Cooling Towers

A cooling tower cools water by spraying it through a stream of ambient air. A schematic diagram of a cooling tower and the manner in which it serves the refrigeration condenser are shown in Fig. 7.6. The air- and water-flow patterns suggested in Fig. 7.6 are counterflow of air and water, a frequently used configuration. Another popular geometry is crossflow, in which the air is blown horizontally through the falling stream of water. Because some water evaporates into the air, a supply of makeup water must be provided. Also, because the makeup water contains some dissolved minerals, the concentration of these minerals in the sump water would progressively increase were a blowdown not provided.

A cooling tower.

The explanation of the heat- and mass-transfer process in a cooling tower starts with the recollection of the straight-line law first introduced in Sec. 6.13. The straight-line law states that when air is in contact with water, the change in air conditions is a straight line on the psychrometric chart directed toward the saturation line at the water temperature. This information is used to examine what happens to the enthalpy (heat content) of the air. If the enthalpy of air increases in the process, the enthalpy and temperature of the water must decrease. Consider first the special case shown in Fig. 7.7, where the wet-bulb temperature of the air equals the water temperature.

When the water temperature is the same as the wet-bulb temperature of the air, there is no change in water temperature.

The path of the air moves toward the saturation line at the water temperature, which is along the wet-bulb temperature line. The wet-bulb temperature lines and the enthalpy lines are essentially parallel, so there is no change in the enthalpy of air, and the temperature of water does not change either. This is the process that takes place in evaporative coolers that reduce the air temperature in homes in arid regions.

If the temperature of the water is higher than the wet-bulb temperature of the air, as in Fig. 7.8, the enthalpy of the air increases from point 1 to point 2, so an energy balance requires that this heat must come from the water by cooling it from point 1′ to point 2′.

The enthalpy of air rises and the temperature of water drops when the water temperature is higher than the wet-bulb temperature of the air.

When these elementary processes are expanded to a complete counterflow cooling tower, they show the pattern of air and water conditions as in Fig. 7.9. The air progressively increases in enthalpy, and while its dry-bulb temperature is shown decreasing in Fig. 7.9 as it rises through the tower, there could be situations where the temperature increases in passing through the tower.

The key concept implicit in Figs. 7.7 through 7.9 is that the leaving water temperature can approach the wet-bulb temperature of entering air.

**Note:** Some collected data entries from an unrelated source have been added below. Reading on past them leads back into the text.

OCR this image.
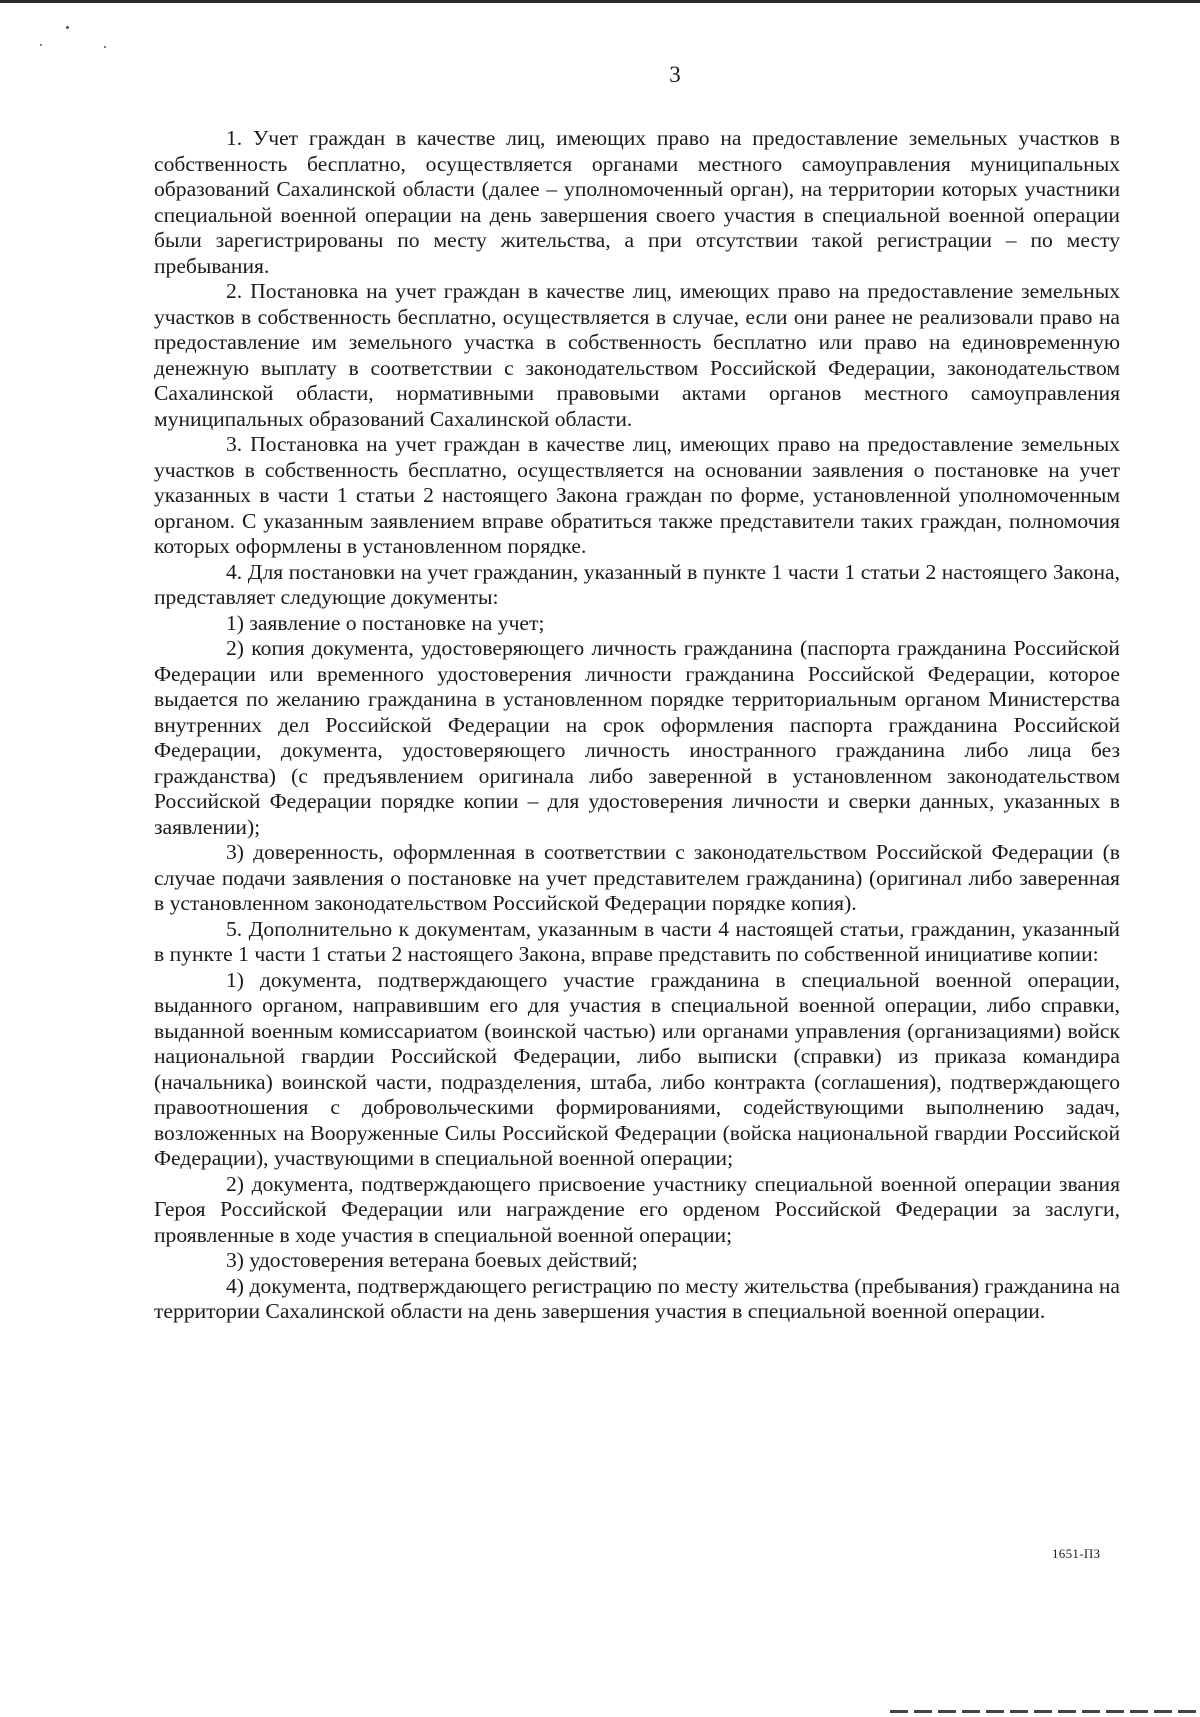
3

1. Учет граждан в качестве лиц, имеющих право на предоставление земельных участков в собственность бесплатно, осуществляется органами местного самоуправления муниципальных образований Сахалинской области (далее – уполномоченный орган), на территории которых участники специальной военной операции на день завершения своего участия в специальной военной операции были зарегистрированы по месту жительства, а при отсутствии такой регистрации – по месту пребывания.

2. Постановка на учет граждан в качестве лиц, имеющих право на предоставление земельных участков в собственность бесплатно, осуществляется в случае, если они ранее не реализовали право на предоставление им земельного участка в собственность бесплатно или право на единовременную денежную выплату в соответствии с законодательством Российской Федерации, законодательством Сахалинской области, нормативными правовыми актами органов местного самоуправления муниципальных образований Сахалинской области.

3. Постановка на учет граждан в качестве лиц, имеющих право на предоставление земельных участков в собственность бесплатно, осуществляется на основании заявления о постановке на учет указанных в части 1 статьи 2 настоящего Закона граждан по форме, установленной уполномоченным органом. С указанным заявлением вправе обратиться также представители таких граждан, полномочия которых оформлены в установленном порядке.

4. Для постановки на учет гражданин, указанный в пункте 1 части 1 статьи 2 настоящего Закона, представляет следующие документы:

1) заявление о постановке на учет;

2) копия документа, удостоверяющего личность гражданина (паспорта гражданина Российской Федерации или временного удостоверения личности гражданина Российской Федерации, которое выдается по желанию гражданина в установленном порядке территориальным органом Министерства внутренних дел Российской Федерации на срок оформления паспорта гражданина Российской Федерации, документа, удостоверяющего личность иностранного гражданина либо лица без гражданства) (с предъявлением оригинала либо заверенной в установленном законодательством Российской Федерации порядке копии – для удостоверения личности и сверки данных, указанных в заявлении);

3) доверенность, оформленная в соответствии с законодательством Российской Федерации (в случае подачи заявления о постановке на учет представителем гражданина) (оригинал либо заверенная в установленном законодательством Российской Федерации порядке копия).

5. Дополнительно к документам, указанным в части 4 настоящей статьи, гражданин, указанный в пункте 1 части 1 статьи 2 настоящего Закона, вправе представить по собственной инициативе копии:

1) документа, подтверждающего участие гражданина в специальной военной операции, выданного органом, направившим его для участия в специальной военной операции, либо справки, выданной военным комиссариатом (воинской частью) или органами управления (организациями) войск национальной гвардии Российской Федерации, либо выписки (справки) из приказа командира (начальника) воинской части, подразделения, штаба, либо контракта (соглашения), подтверждающего правоотношения с добровольческими формированиями, содействующими выполнению задач, возложенных на Вооруженные Силы Российской Федерации (войска национальной гвардии Российской Федерации), участвующими в специальной военной операции;

2) документа, подтверждающего присвоение участнику специальной военной операции звания Героя Российской Федерации или награждение его орденом Российской Федерации за заслуги, проявленные в ходе участия в специальной военной операции;

3) удостоверения ветерана боевых действий;

4) документа, подтверждающего регистрацию по месту жительства (пребывания) гражданина на территории Сахалинской области на день завершения участия в специальной военной операции.

1651-ПЗ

For this reason, catalog data for cooling towers show the ambient condition that affects cooling tower performance as the wet-bulb temperature, and dry-bulb temperatures may not even be indicated. When a constant heat load is imposed on the condenser and its cooling water, the leaving water temperature rides up as the ambient wet-bulb temperature increases in a trend as shown in Fig. 7.10. Because the heat load and the water-flow rate are constant, a fixed drop in water temperature (5°C or 9°F in this case) prevails over the entire range shown in the graph.

Leaving water temperature from a cooling tower as the ambient wet-bulb temperature changes. The heat load and water-flow rate are constant.